Frederik Kallenberg ist verschwunden. Das ist schon deshalb der Rede wert, weil Kallenberg kein Mann für spontane Sperenzchen ist. Zur Schlagzeile wird seine fast spurlose Abwesenheit deshalb, weil er MdBist, Mitglied des Bundestags. »Keine Experimente« ist Kallenbergs Motto, und auf seinen Wahlplakaten stehen Slogans wie »Werte wählen«, »Anstand hat einen Namen« oder, umständlich, wie er ist: »Andere spotten über die heile Welt – ich kämpfe für sie.« Kallenberg ist durch und durch konservativ. Er ist eine ehrliche Haut. Seine Heimat ist die sauerländische Provinz.
Als Junge hatte er schwer unter der mütterlichen Untreue, dem väterlichen Phlegma und Suff gelitten. Er entwickelte Zwangsneurosen und fand dauerhaften Trost und Zuspruch in der katholischen Kirche. Und in Julia, die er seit der Schulzeit liebt. Die beiden haben zwei Kinder und telephonieren zu festgelegten Zeiten, wenn Frederik in Berlin sein muß. Frederik ist das gute Gewissen seiner Partei, er gilt als »letzter Joker des deutschen Konservatismus«.
Manche nennen ihn einen »konservativen Revolutionär«, andere schimpfen den attraktiven, nachdenklichen Mann einen »reaktionären Sack«. Im Netz kursieren Haßseiten wie»kallenbergswirrewelt« und»stoppt-kallenberg«.
Den Politiker tangiert das nur am Rande. Aus grundsätzlichen Erwägungen begibt er sich selten in virtuelle Welten, selbst sein Mobiltelephon bedient er nur sporadisch. Heute: das ist nicht seine Welt. Sie erscheint ihm als laut, verlogen, mit albernen Anglizismen durchsetzt, durch und durch dekadent. Mit Schrecken und Ekel merkt er, daß auch seine weltanschaulich nahesten Kollegen des »Konservativen Kreises« längst angefressen sind von den Übeln der Zeit, daß sie Zoten reißen und Stripbars besuchen. Kallenberg hat sich einen Namen gemacht als Verfechter eines Müttergeldes. Schlagende Argumente für die häusliche Betreuung des Nachwuchses hat er stets parat, er kennt Studien, Statistiken, Fälle.
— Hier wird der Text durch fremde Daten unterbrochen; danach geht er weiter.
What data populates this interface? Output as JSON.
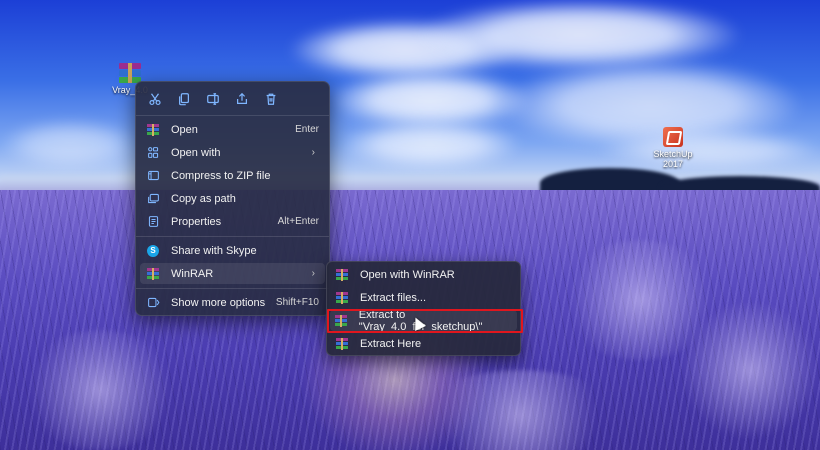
{
  "desktop": {
    "icons": [
      {
        "label": "Vray_4.0",
        "icon": "winrar-archive-icon"
      },
      {
        "label": "SketchUp\n2017",
        "label_line1": "SketchUp",
        "label_line2": "2017",
        "icon": "sketchup-icon"
      }
    ]
  },
  "context_menu": {
    "toolbar": [
      {
        "action": "cut",
        "icon": "scissors-icon"
      },
      {
        "action": "copy",
        "icon": "copy-icon"
      },
      {
        "action": "rename",
        "icon": "rename-icon"
      },
      {
        "action": "share",
        "icon": "share-icon"
      },
      {
        "action": "delete",
        "icon": "trash-icon"
      }
    ],
    "items": [
      {
        "label": "Open",
        "shortcut": "Enter",
        "icon": "winrar-icon"
      },
      {
        "label": "Open with",
        "submenu": true,
        "icon": "open-with-icon"
      },
      {
        "label": "Compress to ZIP file",
        "icon": "zip-icon"
      },
      {
        "label": "Copy as path",
        "icon": "copy-path-icon"
      },
      {
        "label": "Properties",
        "shortcut": "Alt+Enter",
        "icon": "properties-icon"
      },
      {
        "label": "Share with Skype",
        "icon": "skype-icon"
      },
      {
        "label": "WinRAR",
        "submenu": true,
        "icon": "winrar-icon"
      },
      {
        "label": "Show more options",
        "shortcut": "Shift+F10",
        "icon": "more-options-icon"
      }
    ],
    "arrow_glyph": "›"
  },
  "winrar_submenu": {
    "items": [
      {
        "label": "Open with WinRAR"
      },
      {
        "label": "Extract files..."
      },
      {
        "label": "Extract to \"Vray_4.0_for_sketchup\\\""
      },
      {
        "label": "Extract Here"
      }
    ],
    "highlighted_index": 2,
    "highlight_color": "#e0161e"
  },
  "skype_letter": "S"
}
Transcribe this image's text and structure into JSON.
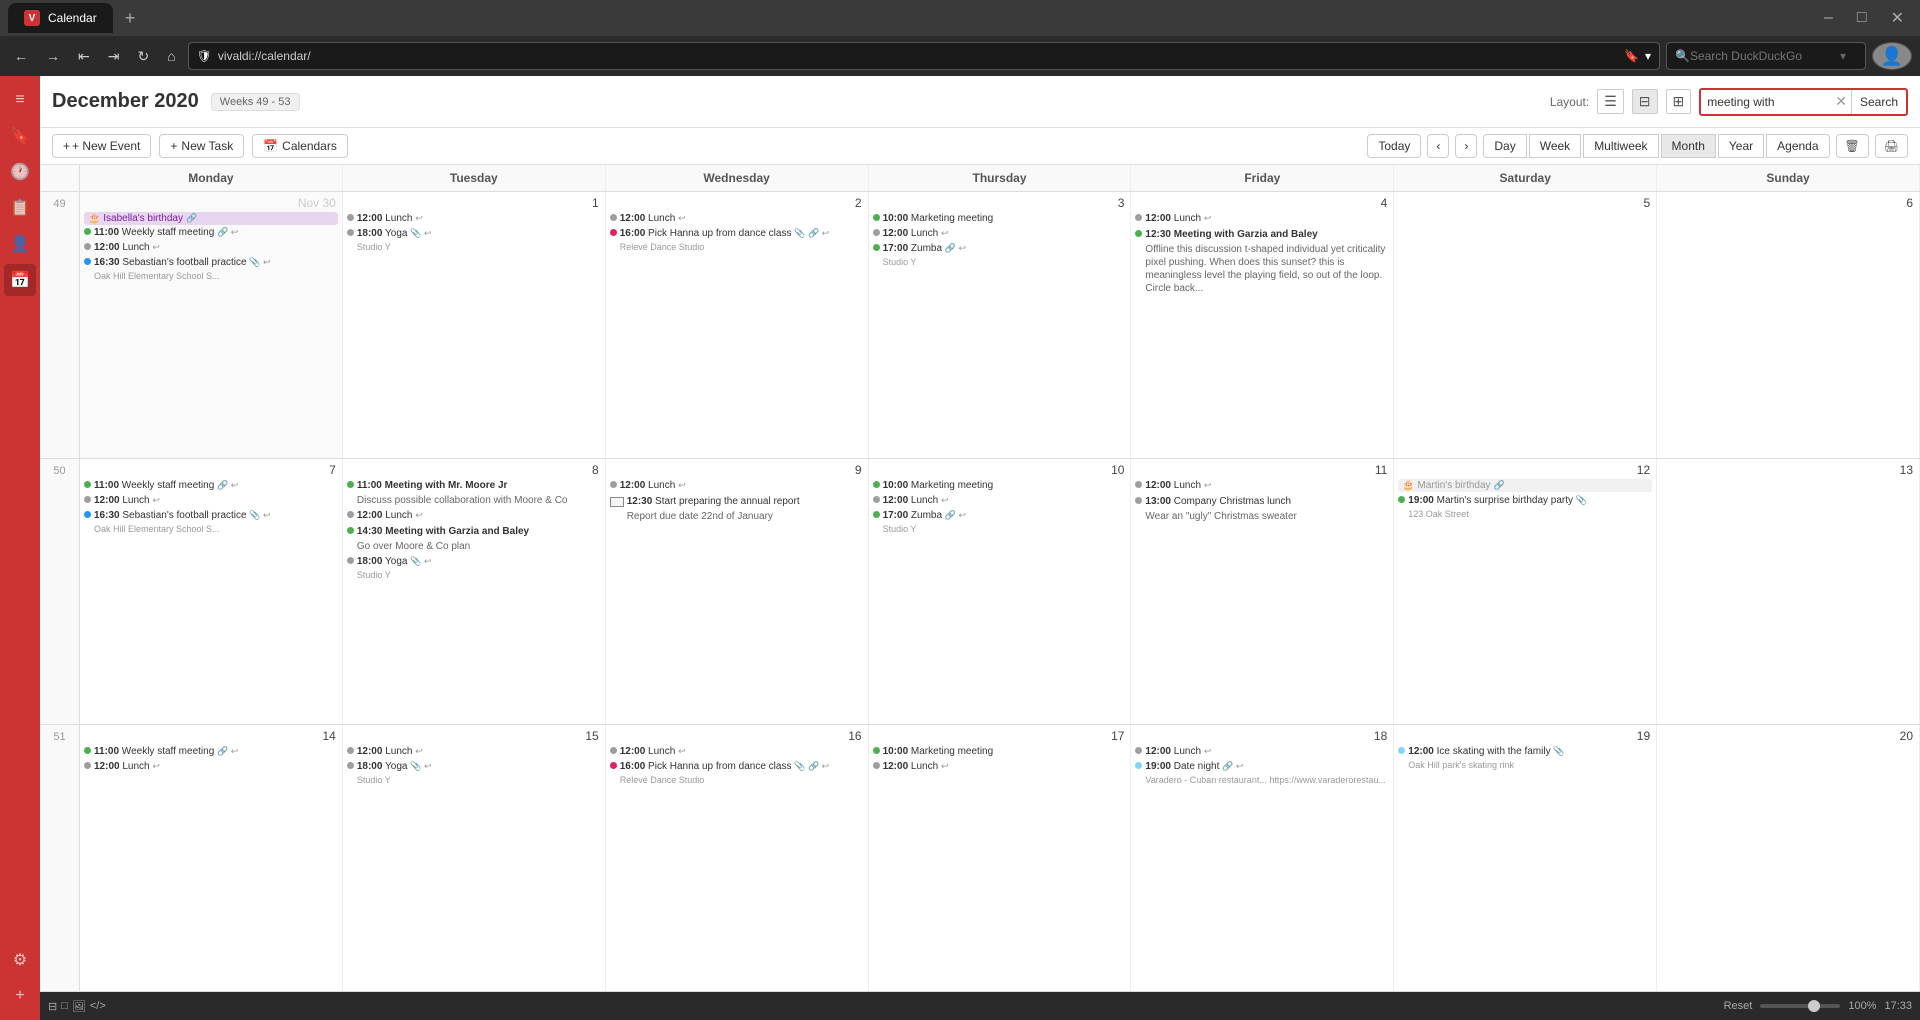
{
  "browser": {
    "tab_title": "Calendar",
    "address": "vivaldi://calendar/",
    "search_placeholder": "Search DuckDuckGo",
    "new_tab_icon": "+",
    "close_icon": "✕",
    "minimize_icon": "–",
    "maximize_icon": "□"
  },
  "calendar": {
    "title": "December 2020",
    "weeks_range": "Weeks 49 - 53",
    "layout_label": "Layout:",
    "search_value": "meeting with",
    "search_button": "Search",
    "new_event_label": "+ New Event",
    "new_task_label": "+ New Task",
    "calendars_label": "Calendars",
    "today_label": "Today",
    "view_tabs": [
      "Day",
      "Week",
      "Multiweek",
      "Month",
      "Year",
      "Agenda"
    ],
    "active_view": "Month",
    "day_headers": [
      "Monday",
      "Tuesday",
      "Wednesday",
      "Thursday",
      "Friday",
      "Saturday",
      "Sunday"
    ]
  },
  "weeks": [
    {
      "num": "49",
      "days": [
        {
          "num": "Nov 30",
          "other_month": true,
          "events": [
            {
              "type": "birthday",
              "text": "Isabella's birthday"
            },
            {
              "type": "dot",
              "color": "green",
              "time": "11:00",
              "text": "Weekly staff meeting",
              "icons": [
                "🔗",
                "↩"
              ]
            },
            {
              "type": "dot",
              "color": "gray",
              "time": "12:00",
              "text": "Lunch",
              "icons": [
                "↩"
              ]
            },
            {
              "type": "dot",
              "color": "blue",
              "time": "16:30",
              "text": "Sebastian's football practice",
              "icons": [
                "📎",
                "↩"
              ],
              "sub": "Oak Hill Elementary School S..."
            }
          ]
        },
        {
          "num": "1",
          "events": [
            {
              "type": "dot",
              "color": "gray",
              "time": "12:00",
              "text": "Lunch",
              "icons": [
                "↩"
              ]
            },
            {
              "type": "dot",
              "color": "gray",
              "time": "18:00",
              "text": "Yoga Studio Y",
              "icons": [
                "📎",
                "↩"
              ]
            }
          ]
        },
        {
          "num": "2",
          "events": [
            {
              "type": "dot",
              "color": "gray",
              "time": "12:00",
              "text": "Lunch",
              "icons": [
                "↩"
              ]
            },
            {
              "type": "dot",
              "color": "pink",
              "time": "16:00",
              "text": "Pick Hanna up from dance class",
              "icons": [
                "📎",
                "🔗",
                "↩"
              ],
              "sub": "Relevé Dance Studio"
            }
          ]
        },
        {
          "num": "3",
          "events": [
            {
              "type": "dot",
              "color": "green",
              "time": "10:00",
              "text": "Marketing meeting"
            },
            {
              "type": "dot",
              "color": "gray",
              "time": "12:00",
              "text": "Lunch",
              "icons": [
                "↩"
              ]
            },
            {
              "type": "dot",
              "color": "green",
              "time": "17:00",
              "text": "Zumba",
              "icons": [
                "🔗",
                "↩"
              ],
              "sub": "Studio Y"
            }
          ]
        },
        {
          "num": "4",
          "events": [
            {
              "type": "dot",
              "color": "gray",
              "time": "12:00",
              "text": "Lunch",
              "icons": [
                "↩"
              ]
            },
            {
              "type": "meeting-big",
              "color": "green",
              "time": "12:30",
              "text": "Meeting with Garzia and Baley",
              "bold": true,
              "desc": "Offline this discussion t-shaped individual yet criticality pixel pushing. When does this sunset? this is meaningless level the playing field, so out of the loop. Circle back..."
            }
          ]
        },
        {
          "num": "5",
          "events": []
        },
        {
          "num": "6",
          "other_month": false,
          "events": []
        }
      ]
    },
    {
      "num": "50",
      "days": [
        {
          "num": "7",
          "events": [
            {
              "type": "dot",
              "color": "green",
              "time": "11:00",
              "text": "Weekly staff meeting",
              "icons": [
                "🔗",
                "↩"
              ]
            },
            {
              "type": "dot",
              "color": "gray",
              "time": "12:00",
              "text": "Lunch",
              "icons": [
                "↩"
              ]
            },
            {
              "type": "dot",
              "color": "blue",
              "time": "16:30",
              "text": "Sebastian's football practice",
              "icons": [
                "📎",
                "↩"
              ],
              "sub": "Oak Hill Elementary School S..."
            }
          ]
        },
        {
          "num": "8",
          "events": [
            {
              "type": "meeting-big",
              "color": "green",
              "time": "11:00",
              "text": "Meeting with Mr. Moore Jr",
              "bold": true,
              "desc": "Discuss possible collaboration with Moore & Co"
            },
            {
              "type": "dot",
              "color": "gray",
              "time": "12:00",
              "text": "Lunch",
              "icons": [
                "↩"
              ]
            },
            {
              "type": "meeting-big",
              "color": "green",
              "time": "14:30",
              "text": "Meeting with Garzia and Baley",
              "bold": true,
              "desc": "Go over Moore & Co plan"
            },
            {
              "type": "dot",
              "color": "gray",
              "time": "18:00",
              "text": "Yoga",
              "icons": [
                "📎",
                "↩"
              ],
              "sub": "Studio Y"
            }
          ]
        },
        {
          "num": "9",
          "events": [
            {
              "type": "dot",
              "color": "gray",
              "time": "12:00",
              "text": "Lunch",
              "icons": [
                "↩"
              ]
            },
            {
              "type": "task",
              "time": "12:30",
              "text": "Start preparing the annual report",
              "desc": "Report due date 22nd of January"
            }
          ]
        },
        {
          "num": "10",
          "events": [
            {
              "type": "dot",
              "color": "green",
              "time": "10:00",
              "text": "Marketing meeting"
            },
            {
              "type": "dot",
              "color": "gray",
              "time": "12:00",
              "text": "Lunch",
              "icons": [
                "↩"
              ]
            },
            {
              "type": "dot",
              "color": "green",
              "time": "17:00",
              "text": "Zumba",
              "icons": [
                "🔗",
                "↩"
              ],
              "sub": "Studio Y"
            }
          ]
        },
        {
          "num": "11",
          "events": [
            {
              "type": "dot",
              "color": "gray",
              "time": "12:00",
              "text": "Lunch",
              "icons": [
                "↩"
              ]
            },
            {
              "type": "dot",
              "color": "gray",
              "time": "13:00",
              "text": "Company Christmas lunch",
              "desc": "Wear an \"ugly\" Christmas sweater"
            }
          ]
        },
        {
          "num": "12",
          "events": [
            {
              "type": "birthday",
              "text": "Martin's birthday"
            },
            {
              "type": "dot",
              "color": "green",
              "time": "19:00",
              "text": "Martin's surprise birthday party",
              "icons": [
                "📎"
              ],
              "sub": "123 Oak Street"
            }
          ]
        },
        {
          "num": "13",
          "events": []
        }
      ]
    },
    {
      "num": "51",
      "days": [
        {
          "num": "14",
          "events": [
            {
              "type": "dot",
              "color": "green",
              "time": "11:00",
              "text": "Weekly staff meeting",
              "icons": [
                "🔗",
                "↩"
              ]
            },
            {
              "type": "dot",
              "color": "gray",
              "time": "12:00",
              "text": "Lunch",
              "icons": [
                "↩"
              ]
            }
          ]
        },
        {
          "num": "15",
          "events": [
            {
              "type": "dot",
              "color": "gray",
              "time": "12:00",
              "text": "Lunch",
              "icons": [
                "↩"
              ]
            },
            {
              "type": "dot",
              "color": "gray",
              "time": "18:00",
              "text": "Yoga Studio Y",
              "icons": [
                "📎",
                "↩"
              ]
            }
          ]
        },
        {
          "num": "16",
          "events": [
            {
              "type": "dot",
              "color": "gray",
              "time": "12:00",
              "text": "Lunch",
              "icons": [
                "↩"
              ]
            },
            {
              "type": "dot",
              "color": "pink",
              "time": "16:00",
              "text": "Pick Hanna up from dance class",
              "icons": [
                "📎",
                "🔗",
                "↩"
              ],
              "sub": "Relevé Dance Studio"
            }
          ]
        },
        {
          "num": "17",
          "events": [
            {
              "type": "dot",
              "color": "green",
              "time": "10:00",
              "text": "Marketing meeting"
            },
            {
              "type": "dot",
              "color": "gray",
              "time": "12:00",
              "text": "Lunch",
              "icons": [
                "↩"
              ]
            }
          ]
        },
        {
          "num": "18",
          "events": [
            {
              "type": "dot",
              "color": "gray",
              "time": "12:00",
              "text": "Lunch",
              "icons": [
                "↩"
              ]
            },
            {
              "type": "dot",
              "color": "light-blue",
              "time": "19:00",
              "text": "Date night",
              "icons": [
                "🔗",
                "↩"
              ],
              "sub": "Varadero - Cuban restaurant... https://www.varaderorestau..."
            }
          ]
        },
        {
          "num": "19",
          "events": [
            {
              "type": "dot",
              "color": "light-blue",
              "time": "12:00",
              "text": "Ice skating with the family",
              "icons": [
                "📎"
              ],
              "sub": "Oak Hill park's skating rink"
            }
          ]
        },
        {
          "num": "20",
          "events": []
        }
      ]
    }
  ],
  "statusbar": {
    "reset_label": "Reset",
    "zoom": "100%",
    "time": "17:33"
  }
}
Aber dann gerät er ausgerechnet in der meistgesehenen Talkshow an Dagmar Keppler, jene doppelgesichtige Grande Dame des bundesrepublikanischen (Alt-)Feminismus. Keppler (kaum verborgen und treffend gezeichnet ein Alter ego Alice Schwarzers) redet den gutmütigen Fontane-Liebhaber Kallenberg in Grund und Boden: »Stopstopstop! Jetzt lassen sie mich mal ausreden!« Die Frauenrechtlerin beginnt jede ihrer publikumswirksamen Einlagen mit einer fauchenden Drohung: Die Sendung wird zur glatten Niederlage Kallenbergs. So sehr, daß sich selbst die Kanzlerin per Handy bei ihrem Parteikollegen meldet. Frau Bundeskanzler fragt süffisant, ob er, Kallenberg, etwa ein Problem mit einer Frau als Chefin habe?
Deutlich besser lief da die Diskussion, die Kallenberg kurz zuvor in einem kleinen, linken Asta-Kreis mit der Jungfeministin Liane führte. Es hatte Rede und Gegenrede gegeben, und es zeigte sich, daß Gegensätze sich durchaus anziehen können. Und aus-! Was der zuvor treue Familienvater nicht ahnt: Liane hat eine Wette laufen. Sie soll Kallenberg verführen. Es wird ihr gelingen.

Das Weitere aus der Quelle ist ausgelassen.